Swann lifted the envelope. “You can read this. Everybody’s taking the checks but it says you don’t have to, you can talk to an arbitrator. I don’t care. I deliver checks. You don’t want it, don’t take it.”

Nikolov unlatched the screen door. “Lemme have it.”

Swann appreciated that he had no sense of humor but he couldn’t help but be struck by the man’s unfortunate choice of words.

When the door opened, Swann stepped forward fast and drove his right fist, holding the pipe, into the man’s solar plexus, aiming not for the ugly brown cloth of the PJs but for a spot about two inches beyond — inside the man’s gut. Which is where blows should always be aimed, never the surface, to deliver the greatest impact.

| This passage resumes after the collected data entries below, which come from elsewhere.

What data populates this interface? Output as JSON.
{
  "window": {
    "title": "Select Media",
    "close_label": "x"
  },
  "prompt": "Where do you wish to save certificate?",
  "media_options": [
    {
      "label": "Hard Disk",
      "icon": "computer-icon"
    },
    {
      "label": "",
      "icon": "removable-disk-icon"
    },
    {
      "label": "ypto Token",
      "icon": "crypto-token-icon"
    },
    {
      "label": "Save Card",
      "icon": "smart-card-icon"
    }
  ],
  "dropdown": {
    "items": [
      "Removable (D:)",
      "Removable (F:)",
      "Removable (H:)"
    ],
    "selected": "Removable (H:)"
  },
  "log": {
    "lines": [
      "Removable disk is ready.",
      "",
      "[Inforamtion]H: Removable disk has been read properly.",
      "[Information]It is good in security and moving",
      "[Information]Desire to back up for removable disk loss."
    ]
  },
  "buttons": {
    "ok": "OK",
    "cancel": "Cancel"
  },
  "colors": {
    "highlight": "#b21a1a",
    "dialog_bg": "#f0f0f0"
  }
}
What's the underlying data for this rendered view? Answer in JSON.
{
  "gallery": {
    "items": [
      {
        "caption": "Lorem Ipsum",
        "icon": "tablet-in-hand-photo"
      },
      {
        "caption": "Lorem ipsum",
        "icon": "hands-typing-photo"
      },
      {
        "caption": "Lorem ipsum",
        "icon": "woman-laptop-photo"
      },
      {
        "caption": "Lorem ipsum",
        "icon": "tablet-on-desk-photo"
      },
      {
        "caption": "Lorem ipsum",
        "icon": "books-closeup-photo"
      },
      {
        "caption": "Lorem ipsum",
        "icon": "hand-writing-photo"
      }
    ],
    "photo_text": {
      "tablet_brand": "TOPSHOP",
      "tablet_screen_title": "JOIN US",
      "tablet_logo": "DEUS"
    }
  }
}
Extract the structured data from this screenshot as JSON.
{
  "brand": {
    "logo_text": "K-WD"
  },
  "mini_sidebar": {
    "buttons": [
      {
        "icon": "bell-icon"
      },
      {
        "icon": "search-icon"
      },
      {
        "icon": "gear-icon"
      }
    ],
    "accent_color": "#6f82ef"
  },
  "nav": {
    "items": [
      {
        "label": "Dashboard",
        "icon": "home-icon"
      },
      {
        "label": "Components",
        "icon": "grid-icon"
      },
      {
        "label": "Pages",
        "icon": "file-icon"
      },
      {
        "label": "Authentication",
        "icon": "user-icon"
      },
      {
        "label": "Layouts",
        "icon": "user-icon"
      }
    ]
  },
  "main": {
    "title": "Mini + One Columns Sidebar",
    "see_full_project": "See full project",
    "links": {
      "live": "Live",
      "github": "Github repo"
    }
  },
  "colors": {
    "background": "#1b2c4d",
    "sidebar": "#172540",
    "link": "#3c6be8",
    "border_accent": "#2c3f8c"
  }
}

Nikolov gasped, retched and went down fast.

In an instant Swann stepped past him, grabbed him by the collar and dragged him well inside before the vomiting started. Swann kicked him once, also in the belly, hard, and then looked out a lacy window.

A quiet street, a pleasant street. Not a dog walker, not a passerby. Not a single car.

He pulled on latex gloves, flicked the lock, slipped the pipe away.

“Hellooooo? Helloooo?” Swann called.

Nothing. They were alone.

Gripping the driver by the collar again, he pulled the man along the recently waxed floor, then deposited him in a den, out of view of the windows.

Swann looked down at the gasping man, wincing from the pain.

The beef tenderloin, the psoas major muscle tucked against the short loin and sirloin, lives up to its name — you need only a fork to cut it when prepared right. But the elongated trapezoid of meat, known for Wellington and tournedos, starts in a much less agreeable state and takes some prep time. Most of this is knife work. You have to remove any tougher side muscle, of course, but most challenging is the silverskin, a thin layer of connective tissue that encases much of the cut.